Honest, I’m not getting lazy, I really like what Kathy has to say at Creating Passionate Users blog. Can I assume all my readers are reading her blog, too? No, so that allows me to make what looks like a fresh post to some of you. Three good posts I didn’t want to slip by:

The Smackdown Learning Model
talks about how to have a smackdown fight between alternatives to help the user learn about their choices. I thought this was a great lesson in writing competitive material, especially when one of my new goals is to make the user’s choice clear (ref: Paradox of Choice)

Reference vs. Learning: Pick One allows Kathy to get on her high-horse about the advantage of conversation writing to improve user learning. But to a marketer (and we all are marketers), its a good lesson in limiting or separating your messages depending on the task: reference or learning. I’ve seen too many pieces with reference content written in a learning/conversation style that is awkward and unreadable.

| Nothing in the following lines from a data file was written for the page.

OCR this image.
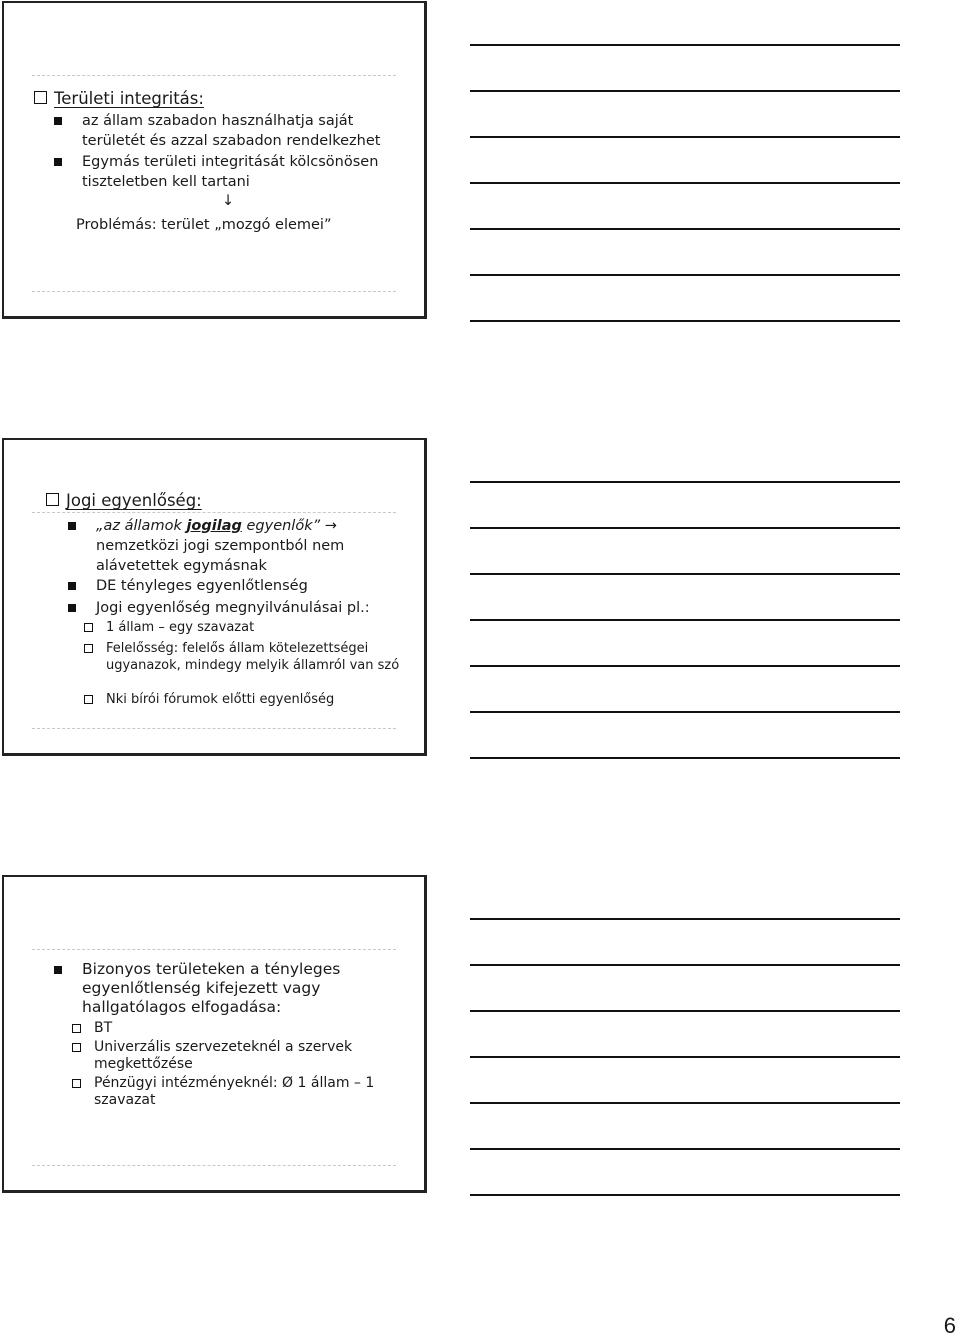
Területi integritás:
az állam szabadon használhatja saját területét és azzal szabadon rendelkezhet
Egymás területi integritását kölcsönösen tiszteletben kell tartani
↓
Problémás: terület „mozgó elemei”
Jogi egyenlőség:
„az államok jogilag egyenlők” →
nemzetközi jogi szempontból nem alávetettek egymásnak
DE tényleges egyenlőtlenség
Jogi egyenlőség megnyilvánulásai pl.:
1 állam – egy szavazat
Felelősség: felelős állam kötelezettségei ugyanazok, mindegy melyik államról van szó
Nki bírói fórumok előtti egyenlőség
Bizonyos területeken a tényleges egyenlőtlenség kifejezett vagy hallgatólagos elfogadása:
BT
Univerzális szervezeteknél a szervek megkettőzése
Pénzügyi intézményeknél: Ø 1 állam – 1 szavazat
6
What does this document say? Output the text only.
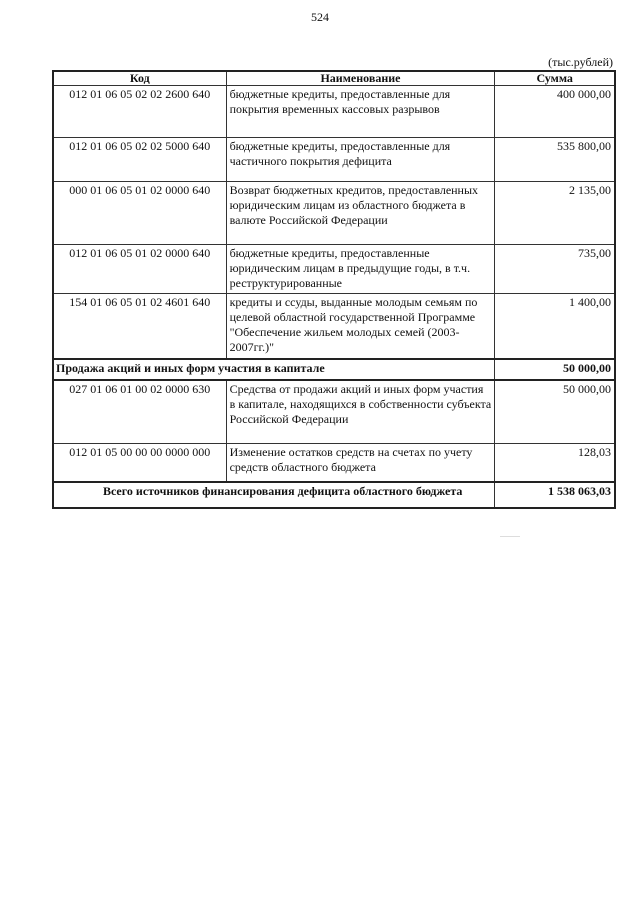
524
(тыс.рублей)
Код	Наименование	Сумма
012 01 06 05 02 02 2600 640	бюджетные кредиты, предоставленные для покрытия временных кассовых разрывов	400 000,00
012 01 06 05 02 02 5000 640	бюджетные кредиты, предоставленные для частичного покрытия дефицита	535 800,00
000 01 06 05 01 02 0000 640	Возврат бюджетных кредитов, предоставленных юридическим лицам из областного бюджета в валюте Российской Федерации	2 135,00
012 01 06 05 01 02 0000 640	бюджетные кредиты, предоставленные юридическим лицам в предыдущие годы, в т.ч. реструктурированные	735,00
154 01 06 05 01 02 4601 640	кредиты и ссуды, выданные молодым семьям по целевой областной государственной Программе "Обеспечение жильем молодых семей (2003-2007гг.)"	1 400,00
Продажа акций и иных форм участия в капитале		50 000,00
027 01 06 01 00 02 0000 630	Средства от продажи акций и иных форм участия в капитале, находящихся в собственности субъекта Российской Федерации	50 000,00
012 01 05 00 00 00 0000 000	Изменение остатков средств на счетах по учету средств областного бюджета	128,03
Всего источников финансирования дефицита областного бюджета		1 538 063,03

You can out-spend or out-teach is today’s lengthy rant that contained this gem about creating passionate users/customers:

But passion requires real learning. Nobody is passionate about skiing on their first day. Nobody is passionate about programming in Java on their first day. Or week. It’s virtually impossible to become passionate about something until you’re somewhere up the skill/knowledge curve, where there are challenges that you believe are worth it, and that you perceive you can do.